What occurs to proteins that don’t go through the ER?
Some proteins are synthesised in the cytoplasm, and become cytoplasmic proteins.
Others are transported to other organelles, such as the peroxisome, nucleus and mitochondria.
How do proteins get targeted to the mitochondria?
Targeting to the mitochondria happens after translation of the protein is completed, but before complete protein folding occurs.
The protein is complexed with a chaperone protein (HSP70, head shock protein 70).
There is an additional signal sequence on the chaperone protein that binds to the receptor on the mitochondria.
The nuclear proteins contain Nuclear Localisation Signal (NLS) - Pro-Lys-Lys-Lys-Arg-Lys-Val (PKKKRKV), which is basic.
The NLS binds to importin, which facilitates transport through the nuclear pore. It requires G-protein Ran and energy by hydrolysis of GTP.
This then facilitates the movement of that protein through a translocator into the mitochondrial matrix, which is where the signal sequence is cleaved off. Then, the proteins is folded into its final state.
Exportin performs the reverse function to exporting proteins from nucleus.
How are proteins targeted to lysosomes?
Lysosomal proteins are tagged with mannose-6- phosphate in the Golgi.
There is a mannose-6-phosphate receptor in the Golgi, which then directs proteins into transport vesicles.
This vesicle then becomes the lysosome.
Describe the protein targeting disorder, Inclusion-cell (I cell) diseases.
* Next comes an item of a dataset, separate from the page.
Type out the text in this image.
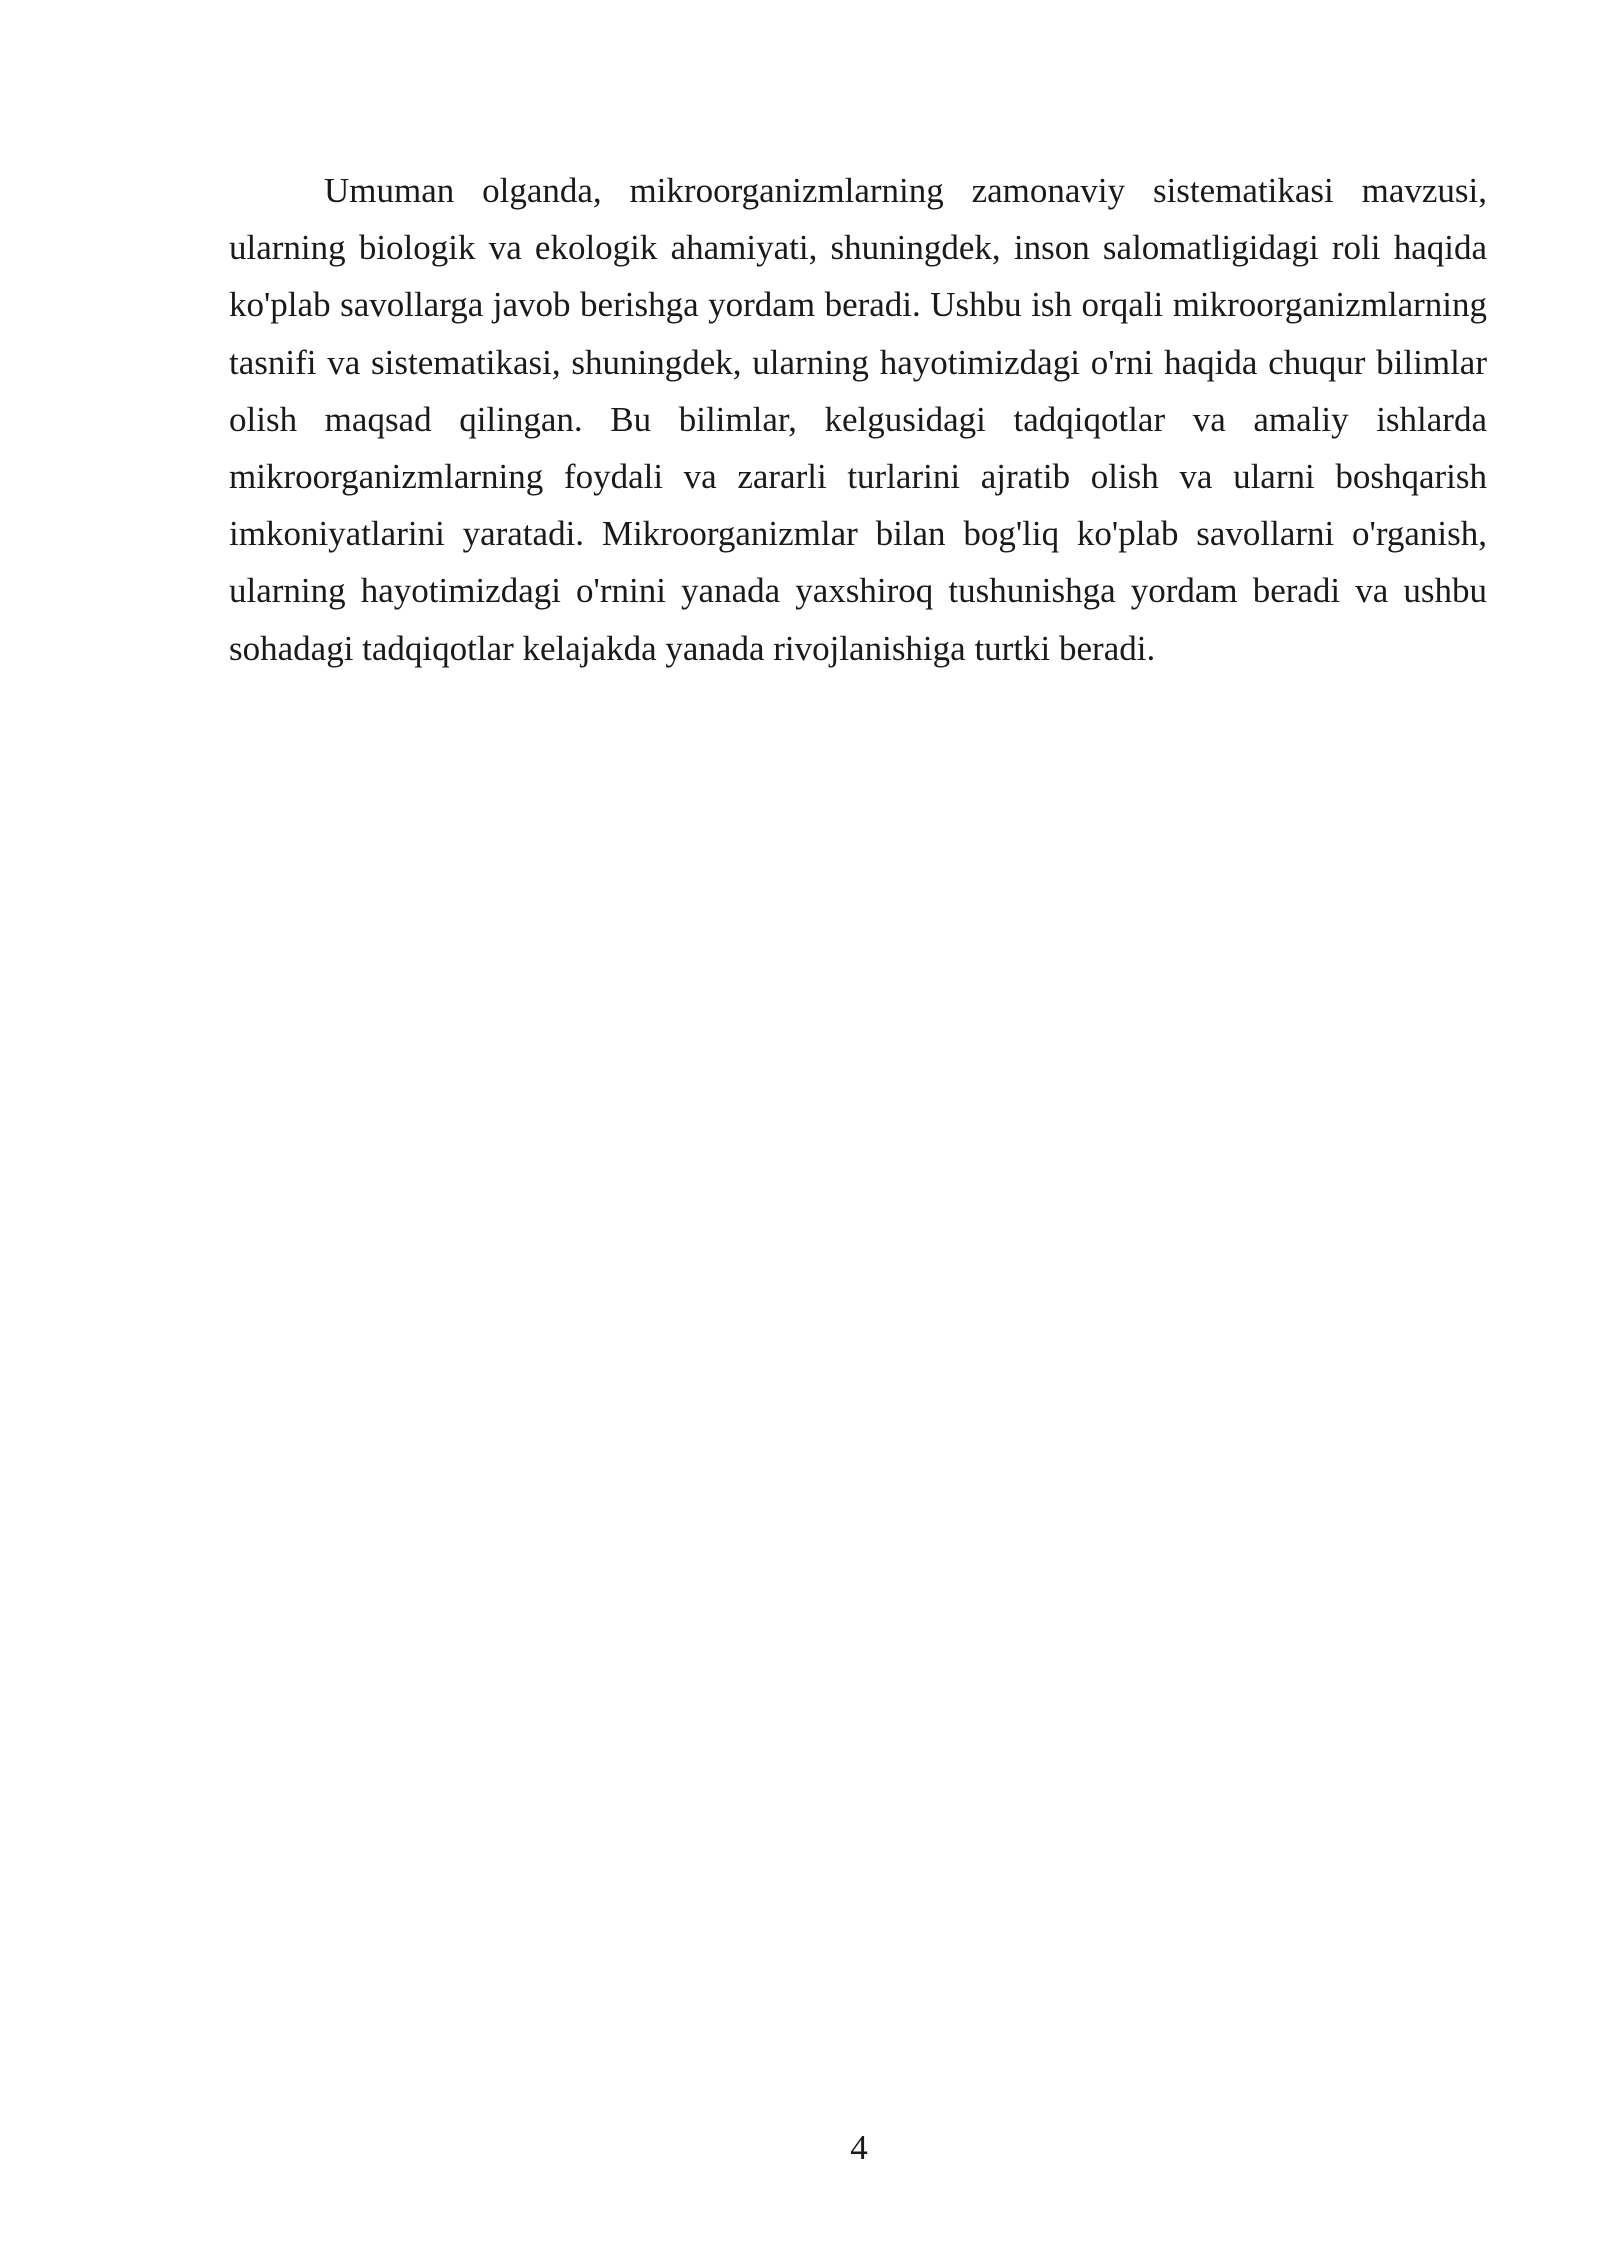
Umuman olganda, mikroorganizmlarning zamonaviy sistematikasi mavzusi, ularning biologik va ekologik ahamiyati, shuningdek, inson salomatligidagi roli haqida ko'plab savollarga javob berishga yordam beradi. Ushbu ish orqali mikroorganizmlarning tasnifi va sistematikasi, shuningdek, ularning hayotimizdagi o'rni haqida chuqur bilimlar olish maqsad qilingan. Bu bilimlar, kelgusidagi tadqiqotlar va amaliy ishlarda mikroorganizmlarning foydali va zararli turlarini ajratib olish va ularni boshqarish imkoniyatlarini yaratadi. Mikroorganizmlar bilan bog'liq ko'plab savollarni o'rganish, ularning hayotimizdagi o'rnini yanada yaxshiroq tushunishga yordam beradi va ushbu sohadagi tadqiqotlar kelajakda yanada rivojlanishiga turtki beradi.

4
There is a mutation in one of the enzymes that is involved in mannose targetting
It is a mutant N-acetylglucosamine-1- phosphotransferase enzyme which normally phosphorylates mannose.
The proteins for lysosomes are not tagged with mannose-6-phosphate in Golgi and do not reach lysosomes. These enzymes are secreted instead.
Thus, lysosomes do not function properly. This affects all tissues, and results in slow growth and developmental defects.
I-cell disease patients normally die before the age of 10 of heart failure or pneumonia.